While acting like banks, the shadow banking entities weren't subject to the same government supervision, so they didn't hold as much capital to cushion against potential losses.
And unlike regulated banks, which can borrow directly from the government and have federally insured customer deposits, the shadow system didn't have reliable access to short-term borrowing during times of stress.
When the credit markets dried up in 2008, they were caught in a squeeze as they struggled to liquidate long-term assets to repay short-term loans they had taken from money market and commercial paper markets.
The Fed quickly jumped in and helped JPMorgan Chase & Co. (NYSE: JPM) acquire Bear Stearns. To prevent further damage to the financial system, the Fed also started lending directly to brokerage firms for the first time since the Depression.
"They stepped in because Bear was facing a traditional bank run — customers were pulling short-term assets and the firm couldn't sell its long-term assets quickly enough," James Hamilton, professor of economics at the University of California, San Diego, told MarketWatch.

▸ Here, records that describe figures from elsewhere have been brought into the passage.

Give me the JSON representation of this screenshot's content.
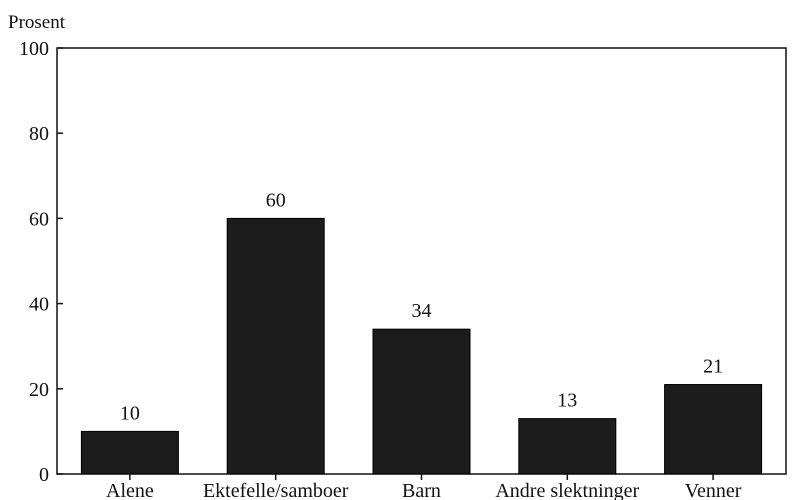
{
  "chart_data": {
    "type": "bar",
    "title": "",
    "xlabel": "",
    "ylabel": "Prosent",
    "ylim": [
      0,
      100
    ],
    "yticks": [
      0,
      20,
      40,
      60,
      80,
      100
    ],
    "categories": [
      "Alene",
      "Ektefelle/samboer",
      "Barn",
      "Andre slektninger",
      "Venner"
    ],
    "values": [
      10,
      60,
      34,
      13,
      21
    ],
    "data_labels": [
      "10",
      "60",
      "34",
      "13",
      "21"
    ],
    "grid": false,
    "legend": "none",
    "colors": {
      "bar": "#1c1c1c",
      "axis": "#111111",
      "text": "#111111"
    }
  }
}
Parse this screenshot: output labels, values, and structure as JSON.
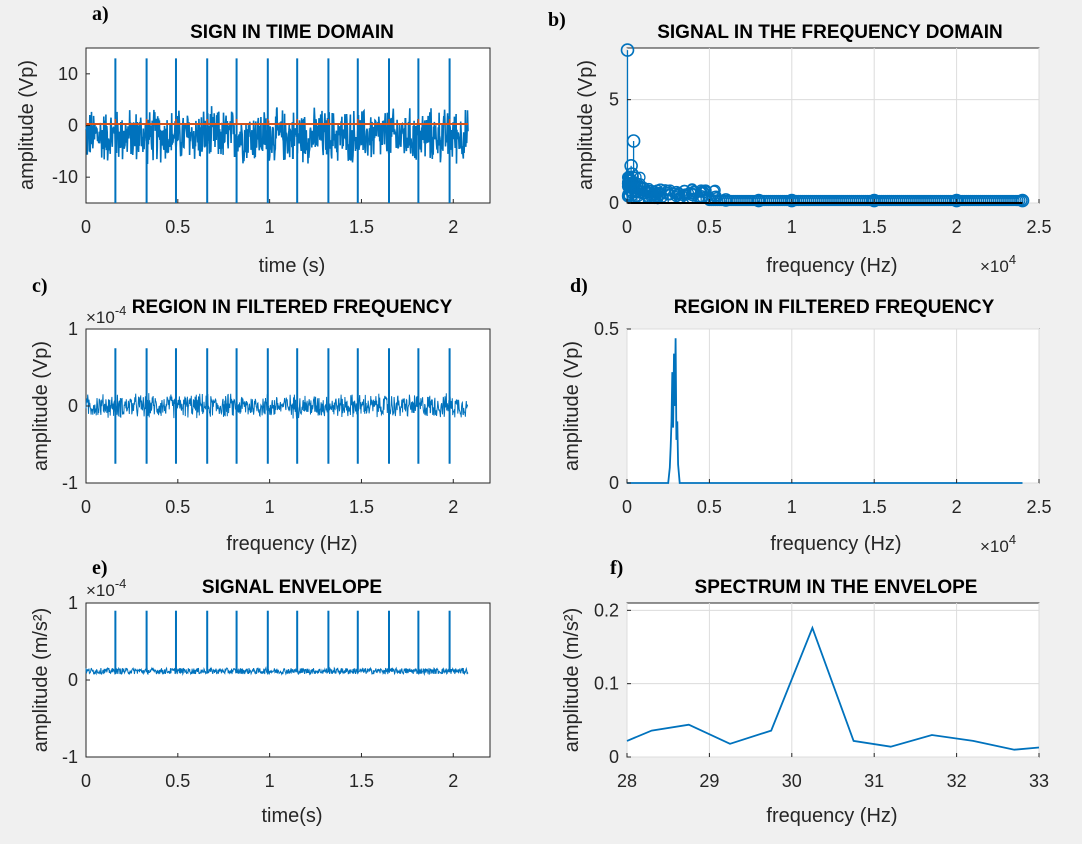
{
  "figure": {
    "background": "#f0f0f0",
    "series_color": "#0072bd",
    "secondary_color": "#d95319",
    "baseline_color": "#000000"
  },
  "chart_data": [
    {
      "id": "a",
      "panel_label": "a)",
      "type": "line",
      "title": "SIGN IN TIME DOMAIN",
      "xlabel": "time (s)",
      "ylabel": "amplitude (Vp)",
      "xlim": [
        0,
        2.2
      ],
      "ylim": [
        -15,
        15
      ],
      "xticks": [
        0,
        0.5,
        1,
        1.5,
        2
      ],
      "xtick_labels": [
        "0",
        "0.5",
        "1",
        "1.5",
        "2"
      ],
      "yticks": [
        -10,
        0,
        10
      ],
      "ytick_labels": [
        "-10",
        "0",
        "10"
      ],
      "grid": false,
      "series": [
        {
          "style": "dense-noise",
          "x_range": [
            0,
            2.08
          ],
          "center": -2,
          "band": 6,
          "spike_times": [
            0.16,
            0.33,
            0.49,
            0.66,
            0.82,
            0.99,
            1.15,
            1.32,
            1.48,
            1.65,
            1.81,
            1.98
          ],
          "spike_amplitude": 15
        },
        {
          "style": "flat",
          "x_range": [
            0,
            2.08
          ],
          "value": 0.3,
          "tick_times": [
            0.16,
            0.33,
            0.49,
            0.66,
            0.82,
            0.99,
            1.15,
            1.32,
            1.48,
            1.65,
            1.81,
            1.98
          ]
        }
      ]
    },
    {
      "id": "b",
      "panel_label": "b)",
      "type": "scatter",
      "title": "SIGNAL IN THE FREQUENCY DOMAIN",
      "xlabel": "frequency (Hz)",
      "ylabel": "amplitude (Vp)",
      "x_exponent_label": "×10",
      "x_exponent": "4",
      "xlim": [
        0,
        2.5
      ],
      "ylim": [
        0,
        7.5
      ],
      "xticks": [
        0,
        0.5,
        1,
        1.5,
        2,
        2.5
      ],
      "xtick_labels": [
        "0",
        "0.5",
        "1",
        "1.5",
        "2",
        "2.5"
      ],
      "yticks": [
        0,
        5
      ],
      "ytick_labels": [
        "0",
        "5"
      ],
      "grid": true,
      "x": [
        0.003,
        0.02,
        0.025,
        0.03,
        0.04,
        0.06,
        0.1,
        0.15,
        0.2,
        0.25,
        0.3,
        0.35,
        0.4,
        0.45,
        0.5,
        0.6,
        0.8,
        1.0,
        1.5,
        2.0,
        2.4
      ],
      "y": [
        7.4,
        0.8,
        1.8,
        1.4,
        3.0,
        0.9,
        0.7,
        0.55,
        0.45,
        0.45,
        0.5,
        0.55,
        0.4,
        0.3,
        0.2,
        0.15,
        0.12,
        0.12,
        0.12,
        0.12,
        0.12
      ],
      "baseline": {
        "from": 0.003,
        "to": 2.4,
        "value": 0
      }
    },
    {
      "id": "c",
      "panel_label": "c)",
      "type": "line",
      "title": "REGION IN FILTERED FREQUENCY",
      "xlabel": "frequency (Hz)",
      "ylabel": "amplitude (Vp)",
      "y_exponent_label": "×10",
      "y_exponent": "-4",
      "xlim": [
        0,
        2.2
      ],
      "ylim": [
        -1,
        1
      ],
      "xticks": [
        0,
        0.5,
        1,
        1.5,
        2
      ],
      "xtick_labels": [
        "0",
        "0.5",
        "1",
        "1.5",
        "2"
      ],
      "yticks": [
        -1,
        0,
        1
      ],
      "ytick_labels": [
        "-1",
        "0",
        "1"
      ],
      "grid": false,
      "series": [
        {
          "style": "noise-with-spikes",
          "x_range": [
            0,
            2.08
          ],
          "center": 0,
          "band": 0.18,
          "spike_times": [
            0.16,
            0.33,
            0.49,
            0.66,
            0.82,
            0.99,
            1.15,
            1.32,
            1.48,
            1.65,
            1.81,
            1.98
          ],
          "spike_amplitude": 0.75
        }
      ]
    },
    {
      "id": "d",
      "panel_label": "d)",
      "type": "line",
      "title": "REGION IN FILTERED FREQUENCY",
      "xlabel": "frequency (Hz)",
      "ylabel": "amplitude (Vp)",
      "x_exponent_label": "×10",
      "x_exponent": "4",
      "xlim": [
        0,
        2.5
      ],
      "ylim": [
        0,
        0.5
      ],
      "xticks": [
        0,
        0.5,
        1,
        1.5,
        2,
        2.5
      ],
      "xtick_labels": [
        "0",
        "0.5",
        "1",
        "1.5",
        "2",
        "2.5"
      ],
      "yticks": [
        0,
        0.5
      ],
      "ytick_labels": [
        "0",
        "0.5"
      ],
      "grid": true,
      "x": [
        0,
        0.25,
        0.26,
        0.265,
        0.27,
        0.275,
        0.28,
        0.285,
        0.29,
        0.295,
        0.3,
        0.305,
        0.31,
        0.32,
        2.4
      ],
      "y": [
        0,
        0,
        0.05,
        0.12,
        0.2,
        0.36,
        0.18,
        0.42,
        0.25,
        0.47,
        0.14,
        0.2,
        0.06,
        0,
        0
      ]
    },
    {
      "id": "e",
      "panel_label": "e)",
      "type": "line",
      "title": "SIGNAL ENVELOPE",
      "xlabel": "time(s)",
      "ylabel": "amplitude (m/s²)",
      "y_exponent_label": "×10",
      "y_exponent": "-4",
      "xlim": [
        0,
        2.2
      ],
      "ylim": [
        -1,
        1
      ],
      "xticks": [
        0,
        0.5,
        1,
        1.5,
        2
      ],
      "xtick_labels": [
        "0",
        "0.5",
        "1",
        "1.5",
        "2"
      ],
      "yticks": [
        -1,
        0,
        1
      ],
      "ytick_labels": [
        "-1",
        "0",
        "1"
      ],
      "grid": false,
      "series": [
        {
          "style": "positive-envelope",
          "x_range": [
            0,
            2.08
          ],
          "center": 0.1,
          "band": 0.08,
          "spike_times": [
            0.16,
            0.33,
            0.49,
            0.66,
            0.82,
            0.99,
            1.15,
            1.32,
            1.48,
            1.65,
            1.81,
            1.98
          ],
          "spike_amplitude": 0.8
        }
      ]
    },
    {
      "id": "f",
      "panel_label": "f)",
      "type": "line",
      "title": "SPECTRUM IN THE ENVELOPE",
      "xlabel": "frequency (Hz)",
      "ylabel": "amplitude (m/s²)",
      "xlim": [
        28,
        33
      ],
      "ylim": [
        0,
        0.21
      ],
      "xticks": [
        28,
        29,
        30,
        31,
        32,
        33
      ],
      "xtick_labels": [
        "28",
        "29",
        "30",
        "31",
        "32",
        "33"
      ],
      "yticks": [
        0,
        0.1,
        0.2
      ],
      "ytick_labels": [
        "0",
        "0.1",
        "0.2"
      ],
      "grid": true,
      "x": [
        28,
        28.3,
        28.75,
        29.25,
        29.75,
        30.25,
        30.75,
        31.2,
        31.7,
        32.2,
        32.7,
        33
      ],
      "y": [
        0.022,
        0.036,
        0.044,
        0.018,
        0.036,
        0.176,
        0.022,
        0.014,
        0.03,
        0.022,
        0.01,
        0.013
      ]
    }
  ]
}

"These things act like banks, but they're not," he said. "The fundamental inadequacy of their own capital caused these problems."

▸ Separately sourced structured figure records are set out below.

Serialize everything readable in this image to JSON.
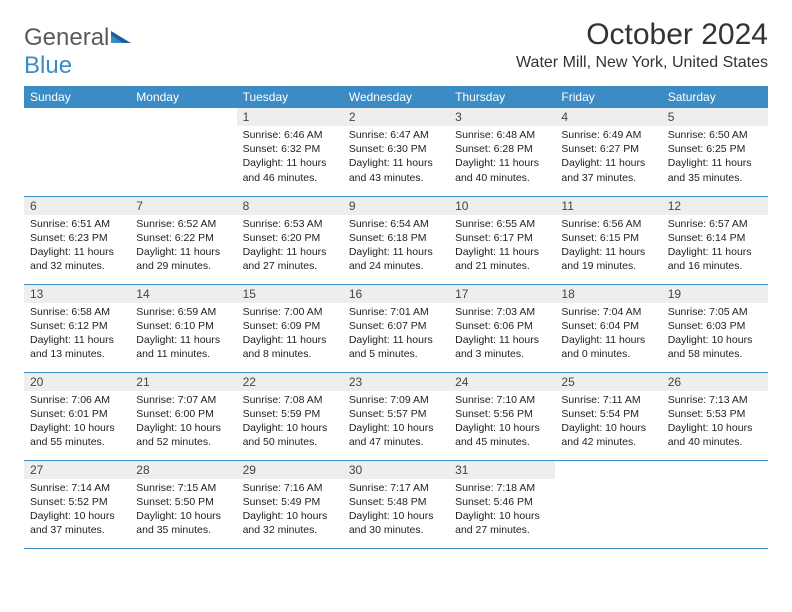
{
  "brand": {
    "general": "General",
    "blue": "Blue"
  },
  "title": "October 2024",
  "location": "Water Mill, New York, United States",
  "colors": {
    "header_bg": "#3b8bc4",
    "header_text": "#ffffff",
    "daynum_bg": "#eeeeee",
    "border": "#3b8bc4",
    "logo_gray": "#5a5a5a",
    "logo_blue": "#3b8bc4"
  },
  "day_names": [
    "Sunday",
    "Monday",
    "Tuesday",
    "Wednesday",
    "Thursday",
    "Friday",
    "Saturday"
  ],
  "weeks": [
    [
      null,
      null,
      {
        "n": "1",
        "sr": "Sunrise: 6:46 AM",
        "ss": "Sunset: 6:32 PM",
        "dl": "Daylight: 11 hours and 46 minutes."
      },
      {
        "n": "2",
        "sr": "Sunrise: 6:47 AM",
        "ss": "Sunset: 6:30 PM",
        "dl": "Daylight: 11 hours and 43 minutes."
      },
      {
        "n": "3",
        "sr": "Sunrise: 6:48 AM",
        "ss": "Sunset: 6:28 PM",
        "dl": "Daylight: 11 hours and 40 minutes."
      },
      {
        "n": "4",
        "sr": "Sunrise: 6:49 AM",
        "ss": "Sunset: 6:27 PM",
        "dl": "Daylight: 11 hours and 37 minutes."
      },
      {
        "n": "5",
        "sr": "Sunrise: 6:50 AM",
        "ss": "Sunset: 6:25 PM",
        "dl": "Daylight: 11 hours and 35 minutes."
      }
    ],
    [
      {
        "n": "6",
        "sr": "Sunrise: 6:51 AM",
        "ss": "Sunset: 6:23 PM",
        "dl": "Daylight: 11 hours and 32 minutes."
      },
      {
        "n": "7",
        "sr": "Sunrise: 6:52 AM",
        "ss": "Sunset: 6:22 PM",
        "dl": "Daylight: 11 hours and 29 minutes."
      },
      {
        "n": "8",
        "sr": "Sunrise: 6:53 AM",
        "ss": "Sunset: 6:20 PM",
        "dl": "Daylight: 11 hours and 27 minutes."
      },
      {
        "n": "9",
        "sr": "Sunrise: 6:54 AM",
        "ss": "Sunset: 6:18 PM",
        "dl": "Daylight: 11 hours and 24 minutes."
      },
      {
        "n": "10",
        "sr": "Sunrise: 6:55 AM",
        "ss": "Sunset: 6:17 PM",
        "dl": "Daylight: 11 hours and 21 minutes."
      },
      {
        "n": "11",
        "sr": "Sunrise: 6:56 AM",
        "ss": "Sunset: 6:15 PM",
        "dl": "Daylight: 11 hours and 19 minutes."
      },
      {
        "n": "12",
        "sr": "Sunrise: 6:57 AM",
        "ss": "Sunset: 6:14 PM",
        "dl": "Daylight: 11 hours and 16 minutes."
      }
    ],
    [
      {
        "n": "13",
        "sr": "Sunrise: 6:58 AM",
        "ss": "Sunset: 6:12 PM",
        "dl": "Daylight: 11 hours and 13 minutes."
      },
      {
        "n": "14",
        "sr": "Sunrise: 6:59 AM",
        "ss": "Sunset: 6:10 PM",
        "dl": "Daylight: 11 hours and 11 minutes."
      },
      {
        "n": "15",
        "sr": "Sunrise: 7:00 AM",
        "ss": "Sunset: 6:09 PM",
        "dl": "Daylight: 11 hours and 8 minutes."
      },
      {
        "n": "16",
        "sr": "Sunrise: 7:01 AM",
        "ss": "Sunset: 6:07 PM",
        "dl": "Daylight: 11 hours and 5 minutes."
      },
      {
        "n": "17",
        "sr": "Sunrise: 7:03 AM",
        "ss": "Sunset: 6:06 PM",
        "dl": "Daylight: 11 hours and 3 minutes."
      },
      {
        "n": "18",
        "sr": "Sunrise: 7:04 AM",
        "ss": "Sunset: 6:04 PM",
        "dl": "Daylight: 11 hours and 0 minutes."
      },
      {
        "n": "19",
        "sr": "Sunrise: 7:05 AM",
        "ss": "Sunset: 6:03 PM",
        "dl": "Daylight: 10 hours and 58 minutes."
      }
    ],
    [
      {
        "n": "20",
        "sr": "Sunrise: 7:06 AM",
        "ss": "Sunset: 6:01 PM",
        "dl": "Daylight: 10 hours and 55 minutes."
      },
      {
        "n": "21",
        "sr": "Sunrise: 7:07 AM",
        "ss": "Sunset: 6:00 PM",
        "dl": "Daylight: 10 hours and 52 minutes."
      },
      {
        "n": "22",
        "sr": "Sunrise: 7:08 AM",
        "ss": "Sunset: 5:59 PM",
        "dl": "Daylight: 10 hours and 50 minutes."
      },
      {
        "n": "23",
        "sr": "Sunrise: 7:09 AM",
        "ss": "Sunset: 5:57 PM",
        "dl": "Daylight: 10 hours and 47 minutes."
      },
      {
        "n": "24",
        "sr": "Sunrise: 7:10 AM",
        "ss": "Sunset: 5:56 PM",
        "dl": "Daylight: 10 hours and 45 minutes."
      },
      {
        "n": "25",
        "sr": "Sunrise: 7:11 AM",
        "ss": "Sunset: 5:54 PM",
        "dl": "Daylight: 10 hours and 42 minutes."
      },
      {
        "n": "26",
        "sr": "Sunrise: 7:13 AM",
        "ss": "Sunset: 5:53 PM",
        "dl": "Daylight: 10 hours and 40 minutes."
      }
    ],
    [
      {
        "n": "27",
        "sr": "Sunrise: 7:14 AM",
        "ss": "Sunset: 5:52 PM",
        "dl": "Daylight: 10 hours and 37 minutes."
      },
      {
        "n": "28",
        "sr": "Sunrise: 7:15 AM",
        "ss": "Sunset: 5:50 PM",
        "dl": "Daylight: 10 hours and 35 minutes."
      },
      {
        "n": "29",
        "sr": "Sunrise: 7:16 AM",
        "ss": "Sunset: 5:49 PM",
        "dl": "Daylight: 10 hours and 32 minutes."
      },
      {
        "n": "30",
        "sr": "Sunrise: 7:17 AM",
        "ss": "Sunset: 5:48 PM",
        "dl": "Daylight: 10 hours and 30 minutes."
      },
      {
        "n": "31",
        "sr": "Sunrise: 7:18 AM",
        "ss": "Sunset: 5:46 PM",
        "dl": "Daylight: 10 hours and 27 minutes."
      },
      null,
      null
    ]
  ]
}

In order to keep the financial system functioning, the U.S. government has had to lend, spend or guarantee $11.6 trillion to bolster the financial system, according to data compiled by Bloomberg News. That included agreeing to backstop exotic shadow obligations such as asset-backed commercial paper, collateralized debt obligations and money market funds that helped finance home mortgages, credit card borrowing and auto loans.
The report is aimed at aiding regulators and policymakers as they consider how much oversight to levy on financial markets and will be released in stages for comment.
The Fed and the SEC are requiring banks to bring many of these obligations onto their own balance sheets. As that happens, the shadow banking system will disappear, according to Christopher Whalen, managing director at Institutional Risk Analytics.
"It's an interesting historical document, but if anything it's a great illustration of what the Fed did wrong," Whalen told Bloomberg.
Given the size of this parallel banking system and its vulnerability to further panics, "it is imperative for policy makers to assess whether shadow banks should have access to official backstops permanently, or be regulated out of existence," the Fed researchers wrote.
In order to mitigate future financial crises, the Senate on Thursday passed a financial reform bill in a 60-39 vote, following House passage last month.
Democrats say the bill will cut the odds of another crisis and better handle one when it arrives. They also contend it will restore confidence in U.S. financial markets, protect consumers and spur growth while putting an end to taxpayer-funded bailouts of banks.
But the bill doesn't tackle Fannie and Freddie, and that leaves some wondering whether it addresses the fundamental problems presented by the shadow banking system.
"Distilled to its essence, the Dodd-Frank Act's task is to address the increasing propensity of the financial sector to put the system at risk and be eventually bailed out at taxpayer expense," Viral V Acharya, Professor of Finance at the Stern School of Business at New York University wrote on Friday in the Financial Times.
But by failing to address problems at Freddie and Fannie and other shadow entities, "implicit government guarantees for large parts of the shadow banking sector remain unaddressed." Acharya wrote.
"The Dodd-Frank Act is right in charging depository banks to build party walls. But alas the party can – and did – happen elsewhere in the shadow banking system," he wrote.